When response variables are composed of counts, the standard statistical methods that rely on the normal distribution are no longer applicable. Count data are comprised of positive integers and, often, many zeros. For such data, we need statistics based on Poisson or binomial distributions. I’ve spent the past few weeks analysing counts from hundreds of transects and, as is typical, a particular challenge was determining the appropriate packages to use for R. Here’s what I’ve found so far.
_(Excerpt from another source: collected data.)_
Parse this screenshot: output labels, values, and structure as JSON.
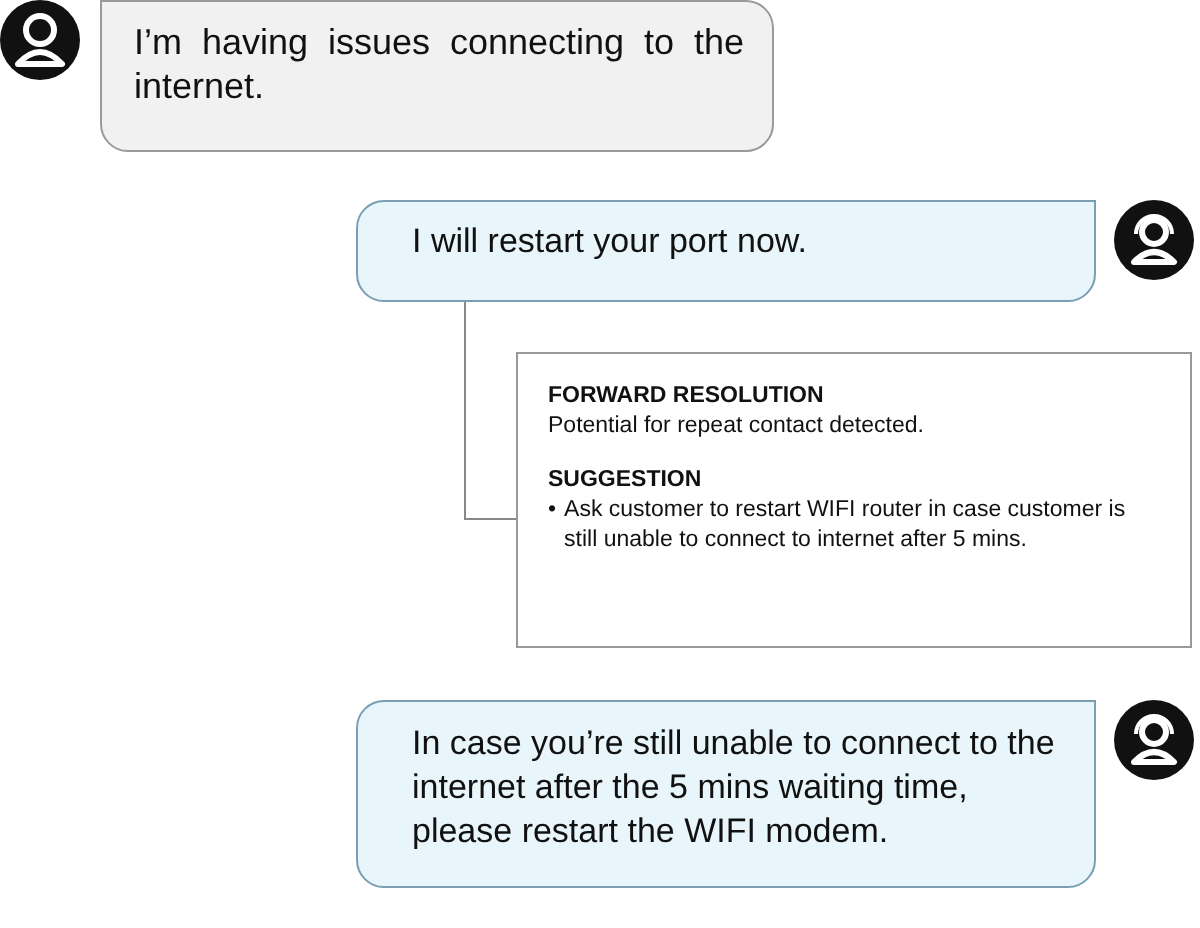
{
  "messages": [
    {
      "kind": "customer",
      "text": "I’m having issues connecting to the internet."
    },
    {
      "kind": "agent",
      "text": "I will restart your port now.",
      "note": {
        "sections": [
          {
            "kind": "text",
            "heading": "FORWARD RESOLUTION",
            "text": "Potential for repeat contact detected."
          },
          {
            "kind": "bullets",
            "heading": "SUGGESTION",
            "marker": "•",
            "items": [
              "Ask customer to restart WIFI router in case customer is still unable to connect to internet after 5 mins."
            ]
          }
        ]
      }
    },
    {
      "kind": "agent",
      "text": "In case you’re still unable to connect to the internet after the 5 mins waiting time, please restart the WIFI modem."
    }
  ]
}
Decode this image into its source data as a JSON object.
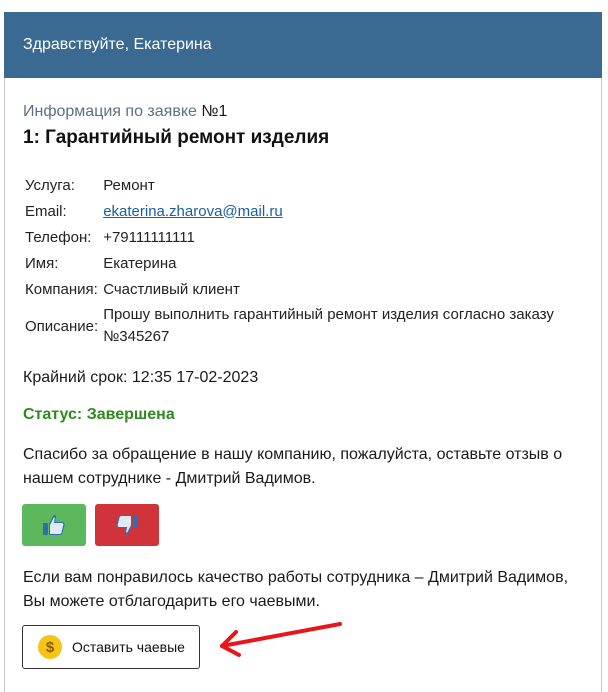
{
  "header": {
    "greeting": "Здравствуйте, Екатерина"
  },
  "request": {
    "info_label": "Информация по заявке",
    "info_number": "№1",
    "title": "1: Гарантийный ремонт изделия"
  },
  "details": {
    "service_label": "Услуга:",
    "service_value": "Ремонт",
    "email_label": "Email:",
    "email_value": "ekaterina.zharova@mail.ru",
    "phone_label": "Телефон:",
    "phone_value": "+79111111111",
    "name_label": "Имя:",
    "name_value": "Екатерина",
    "company_label": "Компания:",
    "company_value": "Счастливый клиент",
    "description_label": "Описание:",
    "description_value": "Прошу выполнить гарантийный ремонт изделия согласно заказу №345267"
  },
  "deadline": "Крайний срок: 12:35 17-02-2023",
  "status": "Статус: Завершена",
  "feedback": {
    "thanks_text": "Спасибо за обращение в нашу компанию, пожалуйста, оставьте отзыв о нашем сотруднике - Дмитрий Вадимов.",
    "like_icon": "thumbs-up-icon",
    "dislike_icon": "thumbs-down-icon"
  },
  "tips": {
    "text": "Если вам понравилось качество работы сотрудника – Дмитрий Вадимов, Вы можете отблагодарить его чаевыми.",
    "button_label": "Оставить чаевые",
    "coin_symbol": "$"
  },
  "colors": {
    "header": "#3a6a92",
    "status": "#2e8a1e",
    "like": "#5cb85c",
    "dislike": "#d0343a",
    "arrow": "#e8161b"
  }
}
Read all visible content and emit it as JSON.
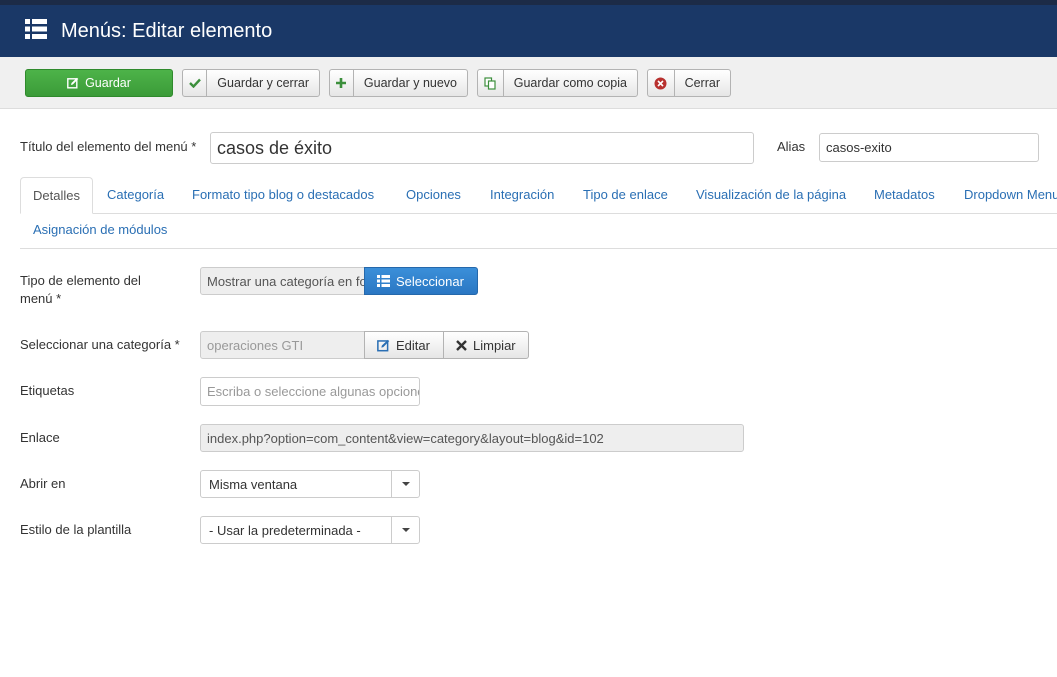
{
  "header": {
    "title": "Menús: Editar elemento",
    "icon": "list-icon"
  },
  "toolbar": {
    "save": "Guardar",
    "save_close": "Guardar y cerrar",
    "save_new": "Guardar y nuevo",
    "save_copy": "Guardar como copia",
    "close": "Cerrar"
  },
  "form": {
    "title_label": "Título del elemento del menú *",
    "title_value": "casos de éxito",
    "alias_label": "Alias",
    "alias_value": "casos-exito"
  },
  "tabs": [
    "Detalles",
    "Categoría",
    "Formato tipo blog o destacados",
    "Opciones",
    "Integración",
    "Tipo de enlace",
    "Visualización de la página",
    "Metadatos",
    "Dropdown Menu",
    "Asignación de módulos"
  ],
  "fields": {
    "type_label_1": "Tipo de elemento del",
    "type_label_2": "menú *",
    "type_value": "Mostrar una categoría en forma de blog",
    "select_button": "Seleccionar",
    "category_label": "Seleccionar una categoría *",
    "category_value": "operaciones GTI",
    "edit_button": "Editar",
    "clear_button": "Limpiar",
    "tags_label": "Etiquetas",
    "tags_placeholder": "Escriba o seleccione algunas opciones",
    "link_label": "Enlace",
    "link_value": "index.php?option=com_content&view=category&layout=blog&id=102",
    "open_label": "Abrir en",
    "open_value": "Misma ventana",
    "style_label": "Estilo de la plantilla",
    "style_value": "- Usar la predeterminada -"
  },
  "colors": {
    "header": "#1a3867",
    "primary_green": "#46a546",
    "primary_blue": "#2a77c3",
    "link": "#2a6fb4"
  }
}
The first step is to get an idea of the dispersion of data points:

Means <- tapply(y, list(x1, x2), mean)
Vars <- tapply(y, list(x1, x2), var)
plot(Means, Vars, xlab="Means", ylab="Variances")
abline(a=0, b=1)

For the Poisson distribution, the mean is equal to the variance. So, we expect the points to lie along the solid line added to the plot. If the points are overdispersed, a negative binomial link function may be more appropriate. The pscl library provides a function to test this:

library(pscl)
model.nb <- glm.nb(y ~ x, data=data)
odTest(model.nb)
summary(model.nb)

If the odTest function rejects the null model, then the data are overdispersed relative to a Poisson distribution. One particularly useful function is glmmPQL from the MASS library. This function allows for random intercepts and combined with the negative.binomial function of the same library, you can fit a negative binomial GLMM:

model.glmm.nb <- glmmPQL(y ~ x1 + x2,
                         random= ~ 1|transect, data=data,
                         family=negative.binomial(model.nb$theta))

In this case, I use the Θ estimated from the glm.nb function in the negative.binomial call. Also useful are the zeroinfl function of the pscl library for fitting zero-inflated Poisson or negative binomial models and the geeglm function of geepack for fitting generalized estimating equations for repeated measures. Finally, fitdistr from MASS allows for estimating the parameters of different distributions from empirical data.